More (http://www.cbc.ca/cp/Oddities/070730/K073033AU.html)

DoctorDoom
07-31-2007, 09:09 PM
The hardest thing in the world for a skilled author to do is to write egregious crap deliberately. Try it.

BTW, for those who may not have heard of the illustrious Bulwer-Lytton, this is how he established his infamy, and why he was immortalized by Snoopy:

<hr>
Paul Clifford

Edward George Bulwer-Lytton, Paul Clifford (1830)

Chapter I

It was a dark and stormy night; the rain fell in torrents--except at occasional intervals, when it was checked by a violent gust of wind which swept up the streets (for it is in London that our scene lies), rattling along the house-tops, and fiercely agitating the scanty flame of the lamps that struggled against the darkness. Through one of the obscurest quarters of London, and among haunts little loved by the gentlemen of the police, a man, evidently of the lowest orders, was wending his solitary way. He stopped twice or thrice at different shops and houses of a description correspondent with the appearance of the quartier in which they were situated,--and tended inquiry for some article or another which did not seem easily to be met with. All the answers he received were couched in the negative; and as he turned from each door he muttered to himself, in no very elegant phraseology, his disappointment and discontent.

At length, at one house, the landlord, a sturdy butcher, after rendering the same reply the inquirer had hitherto received, added,--"But if this vill do as vell, Dummie, it is quite at your sarvice!" Pausing reflectively for a moment, Dummie responded, that he thought the thing proffered might do as well; and thrusting it into his ample pocket he strode away with as rapid a motion as the wind and rain would allow.

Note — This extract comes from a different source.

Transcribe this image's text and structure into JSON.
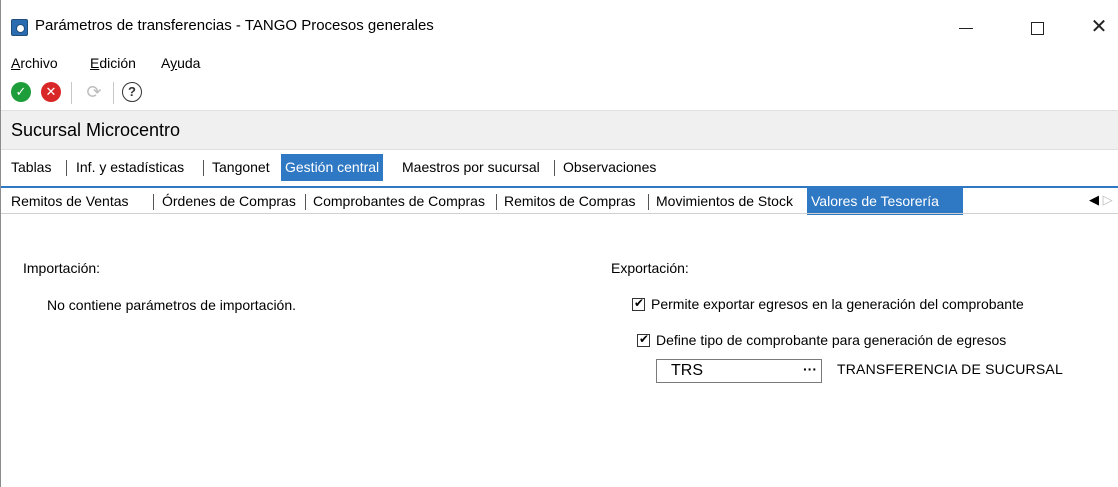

He soon came to a nest of low and dingy buildings, at the entrance to which, in half-effaced characters was written "Thames Court." Having at the most conspicuous of these buildings, an inn or alehouse through the half-closed windows of which blazed out in ruddy comfort the beams of the hospitable hearth, he knocked hastily at the door. He was admitted by a lady of a certain age, and endowed with a comely rotundity of face and person.

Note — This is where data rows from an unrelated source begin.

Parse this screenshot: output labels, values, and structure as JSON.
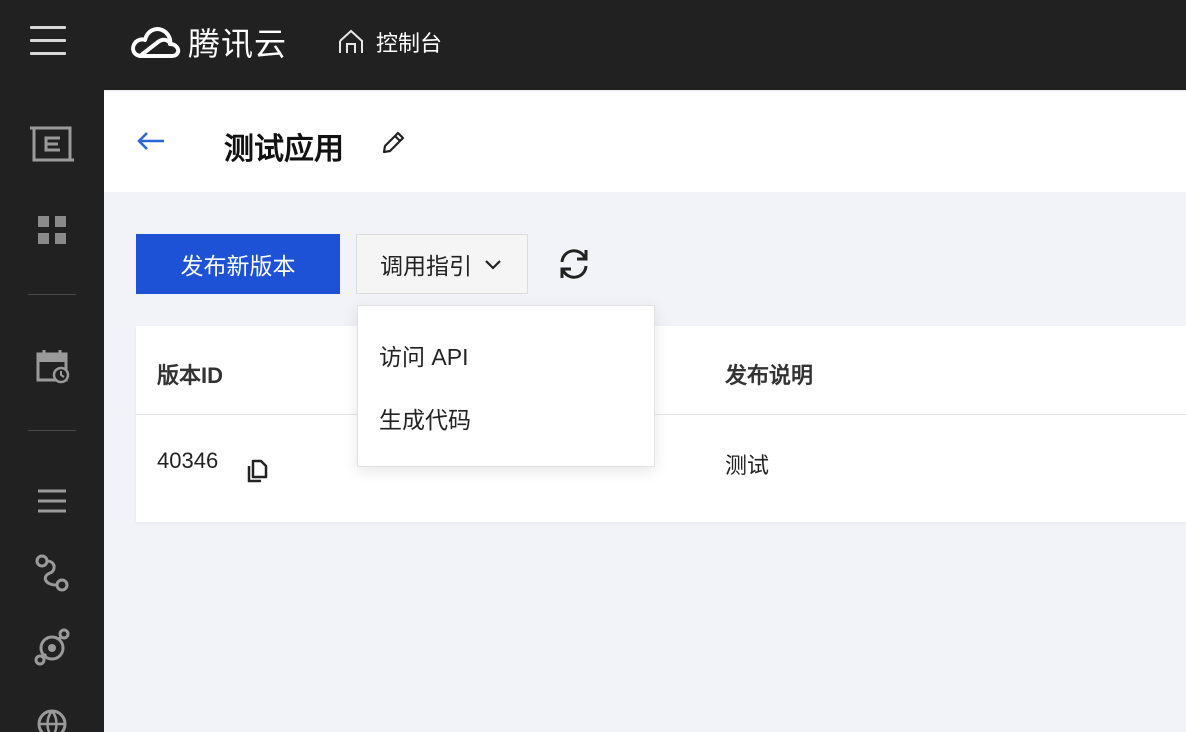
{
  "topbar": {
    "brand": "腾讯云",
    "console_label": "控制台"
  },
  "sidebar": {
    "icons": [
      "api-gateway-icon",
      "grid-icon",
      "calendar-icon",
      "list-icon",
      "flow-icon",
      "network-icon",
      "globe-icon"
    ]
  },
  "header": {
    "title": "测试应用"
  },
  "toolbar": {
    "publish_label": "发布新版本",
    "guide_label": "调用指引"
  },
  "menu": {
    "items": [
      {
        "label": "访问 API"
      },
      {
        "label": "生成代码"
      }
    ]
  },
  "table": {
    "columns": [
      "版本ID",
      "发布说明"
    ],
    "rows": [
      {
        "version_id": "40346",
        "description": "测试"
      }
    ]
  },
  "colors": {
    "topbar_bg": "#212121",
    "primary": "#1d51d6",
    "page_bg": "#f2f3f8",
    "link_blue": "#2b65d9"
  }
}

The difference between Bulwer-Lytton and the contest winners is that B-L took his writing seriously.

Here's the contest website with all the winners.

Bulwer-Lytton Fiction Contest 2007 Results (http://www.sjsu.edu/depts/english/2007.htm)

ThomasMore
07-31-2007, 10:32 PM
Those are absolutely hilarious. The winner's entry had me laughing out loud.

The children's story about the grizzly cub was very funny, too.